Она сказала это, а сама будто размышляет о чем-то совсем другом. Значит, и вправду хочет сказать ей что-то особенное. Ну, когда же решится?
— Что сказал доктор? — спрашивает она и долго смотрит на нее, не сводя взгляда.
— А что ему сказать? — говорит она, думая о своем. — Вы же слышали, воспаление легких, а насчет сердца вы и сами знаете.
— Вы разговаривали в сенях, я же слышала, — настаивает она, чтобы узнать что-нибудь еще.
— Это про лекарства, как их вам давать и чтобы поскорее послать за ними, — отвечает Мерлашка и отводит взгляд. Бог весть, только ли об этом говорили они?
Некоторое время они молча смотрят друг на друга, она на Мерлашку вопрошающе, а Мерлашка на нее озабоченно, в нерешительности: сказать или нет. В конце концов она набирается храбрости:
— Я думаю, надо бы за священником послать.
— За священником? — медленно повторяет Кнезовка. Сердце у нее сжимается, словно Мерлашка позвала в комнату смерть. — Думаешь, мне в самом деле настолько плохо? — сухо спрашивает она. На лбу собираются морщины, она отводит от Мерлашки ставший неподвижным взгляд.

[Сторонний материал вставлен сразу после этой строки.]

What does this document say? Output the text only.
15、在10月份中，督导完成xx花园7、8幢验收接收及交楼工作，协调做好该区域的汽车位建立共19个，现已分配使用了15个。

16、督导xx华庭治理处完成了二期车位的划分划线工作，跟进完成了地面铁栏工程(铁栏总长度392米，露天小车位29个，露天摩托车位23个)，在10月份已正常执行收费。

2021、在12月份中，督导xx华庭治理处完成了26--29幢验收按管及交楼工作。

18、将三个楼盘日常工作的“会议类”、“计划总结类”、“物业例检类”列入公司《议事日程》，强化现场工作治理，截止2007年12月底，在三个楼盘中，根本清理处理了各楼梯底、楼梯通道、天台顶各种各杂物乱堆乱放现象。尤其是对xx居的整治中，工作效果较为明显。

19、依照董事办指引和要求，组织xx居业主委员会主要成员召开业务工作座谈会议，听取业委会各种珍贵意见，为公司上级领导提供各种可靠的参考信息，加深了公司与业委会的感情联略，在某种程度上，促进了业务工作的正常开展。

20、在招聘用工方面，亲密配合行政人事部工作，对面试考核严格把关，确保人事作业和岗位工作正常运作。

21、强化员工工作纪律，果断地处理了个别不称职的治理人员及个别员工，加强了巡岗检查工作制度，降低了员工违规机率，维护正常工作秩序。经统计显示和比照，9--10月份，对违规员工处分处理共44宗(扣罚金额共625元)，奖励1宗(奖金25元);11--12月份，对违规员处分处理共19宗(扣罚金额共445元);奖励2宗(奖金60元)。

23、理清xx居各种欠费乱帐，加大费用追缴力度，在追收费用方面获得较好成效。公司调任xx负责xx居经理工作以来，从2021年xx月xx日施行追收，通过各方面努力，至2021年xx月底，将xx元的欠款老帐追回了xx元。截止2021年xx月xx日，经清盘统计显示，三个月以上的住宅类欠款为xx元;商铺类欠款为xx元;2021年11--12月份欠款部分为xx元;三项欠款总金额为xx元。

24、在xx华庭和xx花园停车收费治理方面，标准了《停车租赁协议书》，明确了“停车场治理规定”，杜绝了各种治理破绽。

Та чувствует, что Кнезовке не по душе ее совет. Но раз уж начала это дело, надо довести до конца. Ей кажется, она не имеет права отступиться. Ее бы совесть замучила, если бы Кнезовка отправилась на тот свет без исповеди и причастия.
— Я не потому советовала послать за священником, что вам так уж плохо, — неуверенно говорит она. — Просто человек никогда не знает, что с ним будет, а больной человек тем более, — продолжает она. — Может, вы проживете еще десять — пятнадцать лет, а может, и завтра преставитесь. Это не только к вам относится, но и ко мне, и ко всем людям. Поэтому-то и надо, чтобы человек в любое время был готов к встрече с богом. Сколько времени вы уже не были на исповеди? С пасхи или того больше?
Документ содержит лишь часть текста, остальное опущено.